For years, Viacom continuously and secretly uploaded its content to YouTube, even while publicly complaining about its presence there. It hired no fewer than 18 different marketing agencies to upload its content to the site. It deliberately “roughed up” the videos to make them look stolen or leaked. It opened YouTube accounts using phony email addresses. It even sent employees to Kinko’s to upload clips from computers that couldn’t be traced to Viacom. And in an effort to promote its own shows, as a matter of company policy Viacom routinely left up clips from shows that had been uploaded to YouTube by ordinary users. Executives as high up as the president of Comedy Central and the head of MTV Networks felt “very strongly” that clips from shows like The Daily Show and The Colbert Report should remain on YouTube.

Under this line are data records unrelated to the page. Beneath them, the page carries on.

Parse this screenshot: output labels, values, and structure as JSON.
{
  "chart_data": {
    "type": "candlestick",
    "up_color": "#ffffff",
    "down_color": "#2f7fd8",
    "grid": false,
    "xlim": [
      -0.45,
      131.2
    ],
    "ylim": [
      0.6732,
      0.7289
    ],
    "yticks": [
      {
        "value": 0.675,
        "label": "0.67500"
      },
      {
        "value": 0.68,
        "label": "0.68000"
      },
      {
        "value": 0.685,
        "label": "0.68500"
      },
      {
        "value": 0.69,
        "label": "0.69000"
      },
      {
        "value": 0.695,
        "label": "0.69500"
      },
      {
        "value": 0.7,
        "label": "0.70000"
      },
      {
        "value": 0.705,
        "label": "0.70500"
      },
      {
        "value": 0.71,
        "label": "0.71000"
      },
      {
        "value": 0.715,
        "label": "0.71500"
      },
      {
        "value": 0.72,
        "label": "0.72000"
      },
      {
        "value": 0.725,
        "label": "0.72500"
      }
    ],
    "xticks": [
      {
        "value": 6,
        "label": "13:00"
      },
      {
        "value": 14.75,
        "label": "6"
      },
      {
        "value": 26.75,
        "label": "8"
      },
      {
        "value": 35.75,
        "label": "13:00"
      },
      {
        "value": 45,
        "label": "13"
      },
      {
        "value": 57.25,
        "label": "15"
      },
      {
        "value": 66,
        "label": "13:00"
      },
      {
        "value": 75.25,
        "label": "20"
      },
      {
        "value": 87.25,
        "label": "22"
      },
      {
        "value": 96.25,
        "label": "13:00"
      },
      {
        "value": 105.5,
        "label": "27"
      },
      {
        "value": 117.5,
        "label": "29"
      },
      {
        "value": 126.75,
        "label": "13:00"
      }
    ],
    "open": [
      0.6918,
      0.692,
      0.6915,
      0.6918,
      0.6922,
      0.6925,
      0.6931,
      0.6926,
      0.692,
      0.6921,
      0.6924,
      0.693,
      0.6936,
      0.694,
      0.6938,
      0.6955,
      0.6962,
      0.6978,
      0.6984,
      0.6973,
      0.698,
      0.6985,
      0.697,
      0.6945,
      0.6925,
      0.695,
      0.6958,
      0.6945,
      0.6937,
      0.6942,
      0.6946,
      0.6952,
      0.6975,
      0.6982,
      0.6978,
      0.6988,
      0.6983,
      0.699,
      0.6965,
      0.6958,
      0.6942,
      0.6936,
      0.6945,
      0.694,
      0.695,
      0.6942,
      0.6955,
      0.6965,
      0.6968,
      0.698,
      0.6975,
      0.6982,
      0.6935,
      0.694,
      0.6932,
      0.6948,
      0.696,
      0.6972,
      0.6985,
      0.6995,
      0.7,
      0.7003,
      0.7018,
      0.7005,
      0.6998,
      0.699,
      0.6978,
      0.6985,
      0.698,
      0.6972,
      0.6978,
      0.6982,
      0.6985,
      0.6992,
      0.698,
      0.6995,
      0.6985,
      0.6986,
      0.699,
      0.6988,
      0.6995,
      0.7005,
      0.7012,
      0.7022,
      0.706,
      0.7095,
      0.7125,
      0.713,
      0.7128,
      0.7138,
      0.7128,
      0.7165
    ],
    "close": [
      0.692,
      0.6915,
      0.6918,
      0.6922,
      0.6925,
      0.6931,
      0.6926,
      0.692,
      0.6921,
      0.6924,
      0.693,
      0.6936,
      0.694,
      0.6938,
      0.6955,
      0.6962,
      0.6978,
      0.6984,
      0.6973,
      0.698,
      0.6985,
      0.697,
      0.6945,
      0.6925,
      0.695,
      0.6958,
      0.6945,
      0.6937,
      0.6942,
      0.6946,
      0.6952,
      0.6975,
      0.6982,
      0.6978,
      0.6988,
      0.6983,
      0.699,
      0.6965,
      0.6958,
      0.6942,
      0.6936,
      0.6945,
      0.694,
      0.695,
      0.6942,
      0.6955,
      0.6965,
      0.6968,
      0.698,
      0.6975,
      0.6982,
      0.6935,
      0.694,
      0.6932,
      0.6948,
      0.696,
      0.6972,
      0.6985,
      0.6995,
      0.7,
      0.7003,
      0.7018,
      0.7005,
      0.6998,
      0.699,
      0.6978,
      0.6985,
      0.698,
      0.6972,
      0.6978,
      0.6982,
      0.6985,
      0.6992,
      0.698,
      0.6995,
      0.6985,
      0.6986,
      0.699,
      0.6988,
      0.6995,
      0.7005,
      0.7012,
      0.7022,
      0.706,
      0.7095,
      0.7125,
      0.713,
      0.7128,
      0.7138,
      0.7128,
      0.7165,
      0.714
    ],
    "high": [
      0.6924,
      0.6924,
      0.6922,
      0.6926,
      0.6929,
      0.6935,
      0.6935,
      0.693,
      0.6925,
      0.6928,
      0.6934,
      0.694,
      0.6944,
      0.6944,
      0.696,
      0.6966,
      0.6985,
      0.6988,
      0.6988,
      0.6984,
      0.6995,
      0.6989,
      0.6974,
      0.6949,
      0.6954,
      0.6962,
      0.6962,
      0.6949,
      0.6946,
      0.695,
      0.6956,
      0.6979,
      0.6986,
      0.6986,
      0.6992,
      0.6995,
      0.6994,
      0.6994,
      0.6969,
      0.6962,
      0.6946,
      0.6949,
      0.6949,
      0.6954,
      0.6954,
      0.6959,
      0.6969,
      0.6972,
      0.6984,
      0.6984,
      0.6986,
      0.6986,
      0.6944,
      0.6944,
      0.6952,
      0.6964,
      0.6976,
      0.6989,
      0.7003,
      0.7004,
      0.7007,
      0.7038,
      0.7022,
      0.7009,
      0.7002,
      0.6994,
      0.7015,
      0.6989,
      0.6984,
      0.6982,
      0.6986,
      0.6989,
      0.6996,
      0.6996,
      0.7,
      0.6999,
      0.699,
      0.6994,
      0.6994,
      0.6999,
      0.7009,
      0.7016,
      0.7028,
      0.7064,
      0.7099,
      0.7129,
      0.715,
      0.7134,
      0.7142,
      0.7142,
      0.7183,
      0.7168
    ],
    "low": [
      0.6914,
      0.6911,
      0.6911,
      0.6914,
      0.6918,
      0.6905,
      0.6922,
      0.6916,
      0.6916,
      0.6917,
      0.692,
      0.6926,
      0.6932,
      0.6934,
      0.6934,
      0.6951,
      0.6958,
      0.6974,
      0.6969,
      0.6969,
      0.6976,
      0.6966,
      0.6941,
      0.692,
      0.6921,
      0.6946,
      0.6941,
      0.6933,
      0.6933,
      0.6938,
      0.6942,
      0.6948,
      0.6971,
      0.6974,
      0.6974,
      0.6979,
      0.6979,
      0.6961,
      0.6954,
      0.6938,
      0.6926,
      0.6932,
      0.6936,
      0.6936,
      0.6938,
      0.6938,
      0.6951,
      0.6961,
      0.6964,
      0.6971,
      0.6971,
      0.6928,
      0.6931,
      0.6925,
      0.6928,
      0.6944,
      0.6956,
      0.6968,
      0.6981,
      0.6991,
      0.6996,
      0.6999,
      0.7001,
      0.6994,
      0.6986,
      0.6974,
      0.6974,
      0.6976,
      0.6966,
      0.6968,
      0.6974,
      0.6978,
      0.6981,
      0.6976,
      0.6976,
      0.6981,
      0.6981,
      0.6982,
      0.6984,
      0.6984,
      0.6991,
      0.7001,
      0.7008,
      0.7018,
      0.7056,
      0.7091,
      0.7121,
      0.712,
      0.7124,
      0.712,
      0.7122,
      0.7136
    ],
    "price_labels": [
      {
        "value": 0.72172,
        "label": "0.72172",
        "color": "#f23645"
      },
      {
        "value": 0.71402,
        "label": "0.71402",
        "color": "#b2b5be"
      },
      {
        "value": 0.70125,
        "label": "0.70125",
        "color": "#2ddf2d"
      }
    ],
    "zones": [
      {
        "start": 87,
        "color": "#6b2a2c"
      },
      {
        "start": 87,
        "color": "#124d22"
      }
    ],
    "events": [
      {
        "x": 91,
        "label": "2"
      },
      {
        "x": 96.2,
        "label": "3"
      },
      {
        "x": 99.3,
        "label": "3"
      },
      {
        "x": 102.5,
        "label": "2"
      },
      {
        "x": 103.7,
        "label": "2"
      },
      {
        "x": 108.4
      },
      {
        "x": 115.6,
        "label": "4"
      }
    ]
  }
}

Viacom’s efforts to disguise its promotional use of YouTube worked so well that even its own employees could not keep track of everything it was posting or leaving up on the site. As a result, on countless occasions Viacom demanded the removal of clips that it had uploaded to YouTube, only to return later to sheepishly ask for their reinstatement. In fact, some of the very clips that Viacom is suing us over were actually uploaded by Viacom itself. [from YTblog]

I guess that’s what you get when you try to orchestrate a faux-viral campaign.  One doesn’t have to be a legal expert to find this more than a little amusing.  Of course, the legal counsel for Viacom probably isn’t laughing.